Oscar Romero fue nombrado arzobispo de San Salvador en 1977. Al momento de su nombramiento, se le conocía como un hombre callado y dedicado a los libros, era el tipo de hombre del que nadie esperaba que levantara el polvo a su paso. Aun así, Oscar Romero también era un hombre que creía en la justicia de Dios. Cuando el padre Rutilio Grande, S. J., íntimo amigo y colaborador cercano, fue asesinado por defender a los pobres, un gran cambio comenzó a gestarse dentro de él. Romero fue personalmente a ver el cuerpo tendido de su amigo, junto con el de un campesino, y un niño que le acompañaba. Los ojos de los pobres se clavaron en él, preguntándole si los defendería. A partir de ese momento, su vida misma fue la respuesta que les dio a los pobres: “Veré por ustedes y estaré de su lado -del lado de la justicia”.
A todas luces, Romero pagó un precio altísimo por su respuesta.
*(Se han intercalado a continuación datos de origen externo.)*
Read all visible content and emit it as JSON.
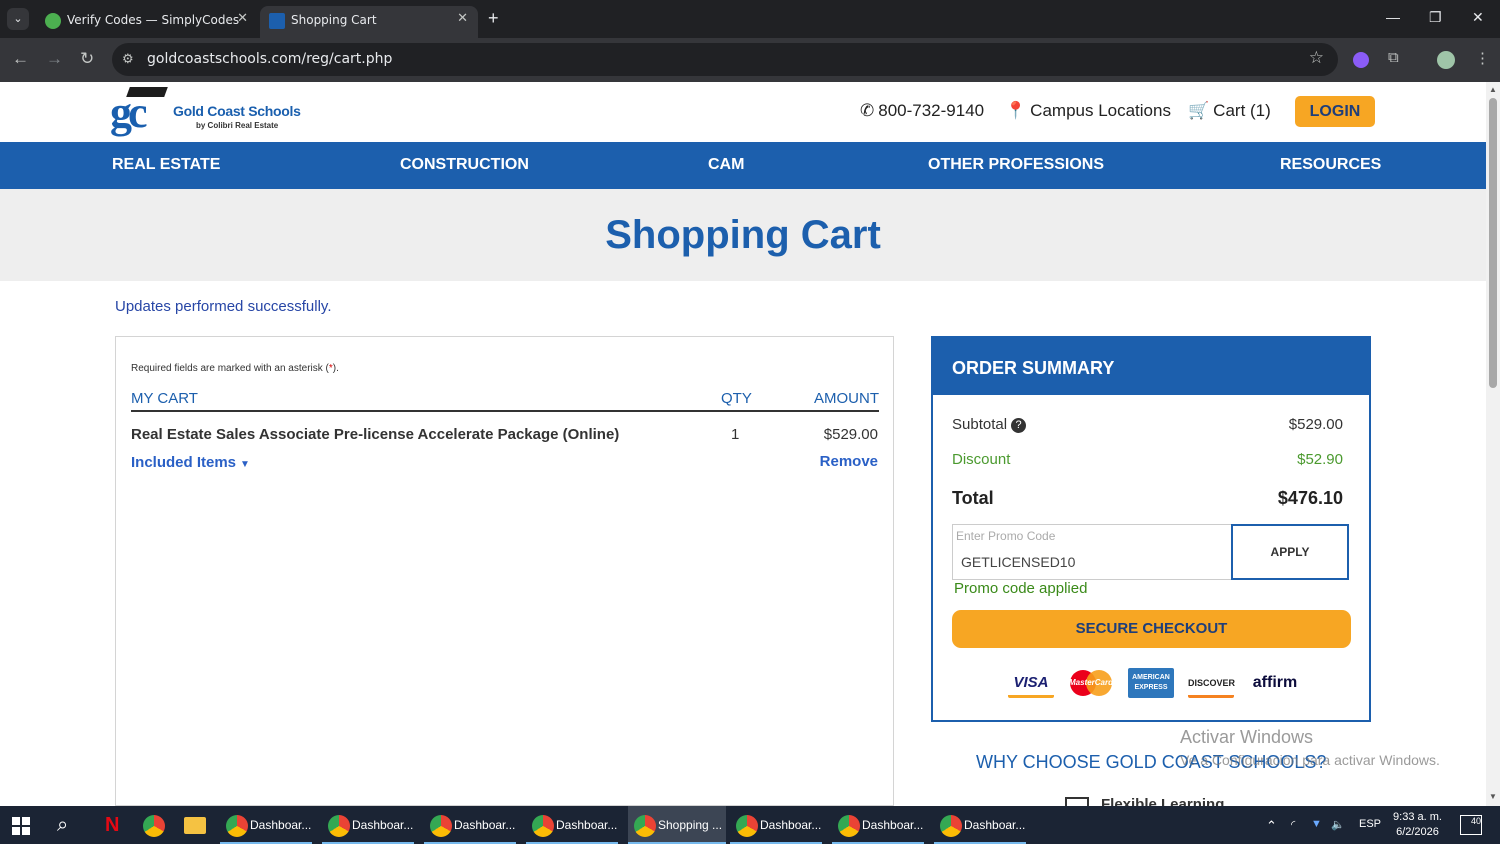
{
  "browser": {
    "tabs": [
      {
        "title": "Verify Codes — SimplyCodes",
        "active": false,
        "favicon_color": "#4caf50"
      },
      {
        "title": "Shopping Cart",
        "active": true,
        "favicon_color": "#1c5fad"
      }
    ],
    "url": "goldcoastschools.com/reg/cart.php"
  },
  "header": {
    "logo_mark": "gc",
    "logo_name": "Gold Coast Schools",
    "logo_sub": "by Colibri Real Estate",
    "phone": "800-732-9140",
    "campus": "Campus Locations",
    "cart": "Cart (1)",
    "login": "LOGIN"
  },
  "nav": [
    "REAL ESTATE",
    "CONSTRUCTION",
    "CAM",
    "OTHER PROFESSIONS",
    "RESOURCES"
  ],
  "hero_title": "Shopping Cart",
  "update_message": "Updates performed successfully.",
  "cart": {
    "required_note": "Required fields are marked with an asterisk (",
    "required_ast": "*",
    "required_end": ").",
    "col_item": "MY CART",
    "col_qty": "QTY",
    "col_amount": "AMOUNT",
    "item_name": "Real Estate Sales Associate Pre-license Accelerate Package (Online)",
    "item_qty": "1",
    "item_amount": "$529.00",
    "included": "Included Items",
    "remove": "Remove"
  },
  "summary": {
    "title": "ORDER SUMMARY",
    "subtotal_label": "Subtotal",
    "subtotal_value": "$529.00",
    "discount_label": "Discount",
    "discount_value": "$52.90",
    "total_label": "Total",
    "total_value": "$476.10",
    "promo_placeholder": "Enter Promo Code",
    "promo_value": "GETLICENSED10",
    "apply": "APPLY",
    "promo_status": "Promo code applied",
    "checkout": "SECURE CHECKOUT",
    "cards": {
      "visa": "VISA",
      "mastercard": "MasterCard",
      "amex": "AMERICAN EXPRESS",
      "discover": "DISCOVER",
      "affirm": "affirm"
    }
  },
  "why_title": "WHY CHOOSE GOLD COAST SCHOOLS?",
  "flex_learning": "Flexible Learning",
  "watermark": {
    "line1": "Activar Windows",
    "line2": "Ve a Configuración para activar Windows."
  },
  "taskbar": {
    "apps": [
      {
        "label": "Dashboar...",
        "badge": "Y"
      },
      {
        "label": "Dashboar...",
        "badge": "A"
      },
      {
        "label": "Dashboar...",
        "badge": ""
      },
      {
        "label": "Dashboar...",
        "badge": "J"
      },
      {
        "label": "Shopping ...",
        "badge": ""
      },
      {
        "label": "Dashboar...",
        "badge": ""
      },
      {
        "label": "Dashboar...",
        "badge": ""
      },
      {
        "label": "Dashboar...",
        "badge": "F"
      }
    ],
    "lang": "ESP",
    "time": "9:33 a. m.",
    "date": "6/2/2026",
    "notifications": "40"
  }
}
Cuando comenzó a hablar públicamente a favor de los oprimidos (y por lo tanto, en contra de los ricos, los poderosos, y los terratenientes), ya no fue igualmente aceptado por sus hermanos obispos. Se le empujó hasta ser el centro de la atención en medio de un conflicto tan grande como lo es una guerra civil. Su persona fue amenazada, despreciada, y se le culpó de la violencia que imperaba El Salvador.
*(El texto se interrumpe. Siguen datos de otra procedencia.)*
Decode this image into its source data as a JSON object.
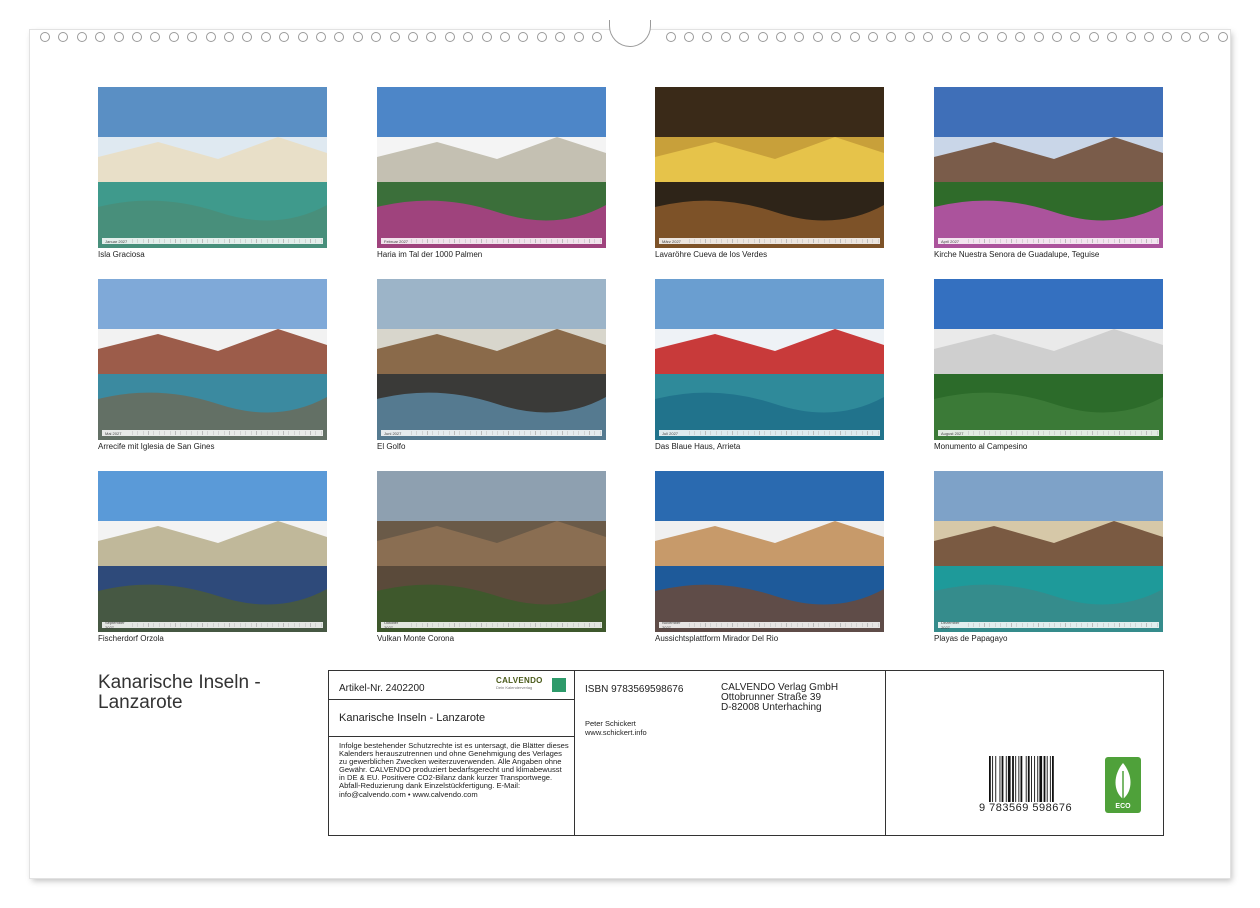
{
  "calendar": {
    "title": "Kanarische Inseln - Lanzarote",
    "months": [
      {
        "label": "Januar 2027",
        "caption": "Isla Graciosa",
        "icon": "beach-photo"
      },
      {
        "label": "Februar 2027",
        "caption": "Haria im Tal der 1000 Palmen",
        "icon": "village-photo"
      },
      {
        "label": "März 2027",
        "caption": "Lavaröhre Cueva de los Verdes",
        "icon": "cave-photo"
      },
      {
        "label": "April 2027",
        "caption": "Kirche Nuestra Senora de Guadalupe, Teguise",
        "icon": "church-photo"
      },
      {
        "label": "Mai 2027",
        "caption": "Arrecife mit Iglesia de San Gines",
        "icon": "harbor-photo"
      },
      {
        "label": "Juni 2027",
        "caption": "El Golfo",
        "icon": "coast-photo"
      },
      {
        "label": "Juli 2027",
        "caption": "Das Blaue Haus, Arrieta",
        "icon": "house-photo"
      },
      {
        "label": "August 2027",
        "caption": "Monumento al Campesino",
        "icon": "monument-photo"
      },
      {
        "label": "September 2027",
        "caption": "Fischerdorf Orzola",
        "icon": "village-reflection-photo"
      },
      {
        "label": "Oktober 2027",
        "caption": "Vulkan Monte Corona",
        "icon": "volcano-photo"
      },
      {
        "label": "November 2027",
        "caption": "Aussichtsplattform Mirador Del Rio",
        "icon": "viewpoint-photo"
      },
      {
        "label": "Dezember 2027",
        "caption": "Playas de Papagayo",
        "icon": "bay-photo"
      }
    ]
  },
  "info": {
    "article": "Artikel-Nr. 2402200",
    "title": "Kanarische Inseln - Lanzarote",
    "logo_brand": "CALVENDO",
    "logo_sub": "Dein Kalenderverlag",
    "legal": "Infolge bestehender Schutzrechte ist es untersagt, die Blätter dieses Kalenders herauszutrennen und ohne Genehmigung des Verlages zu gewerblichen Zwecken weiterzuverwenden. Alle Angaben ohne Gewähr. CALVENDO produziert bedarfsgerecht und klimabewusst in DE & EU. Positivere CO2-Bilanz dank kurzer Transportwege. Abfall-Reduzierung dank Einzelstückfertigung. E-Mail: info@calvendo.com • www.calvendo.com",
    "isbn": "ISBN 9783569598676",
    "author": "Peter Schickert",
    "author_url": "www.schickert.info",
    "publisher_name": "CALVENDO Verlag GmbH",
    "publisher_street": "Ottobrunner Straße 39",
    "publisher_city": "D-82008 Unterhaching",
    "barcode_text": "9 783569 598676",
    "eco_label": "ECO"
  },
  "colors": {
    "frame": "#333333",
    "eco": "#4fa13a"
  }
}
En una larga homilía que se escuchaba por todo el país, desafió abiertamente al ejército salvadoreño: “Hermanos, ustedes son del mismo pueblo; matan a sus propios hermanos... ningún soldado está obligado a obedecer una ley contraria a la ley de Dios”. Fue asesinado al siguiente día, mientras celebraba Misa en la capilla del hospital en que vivía.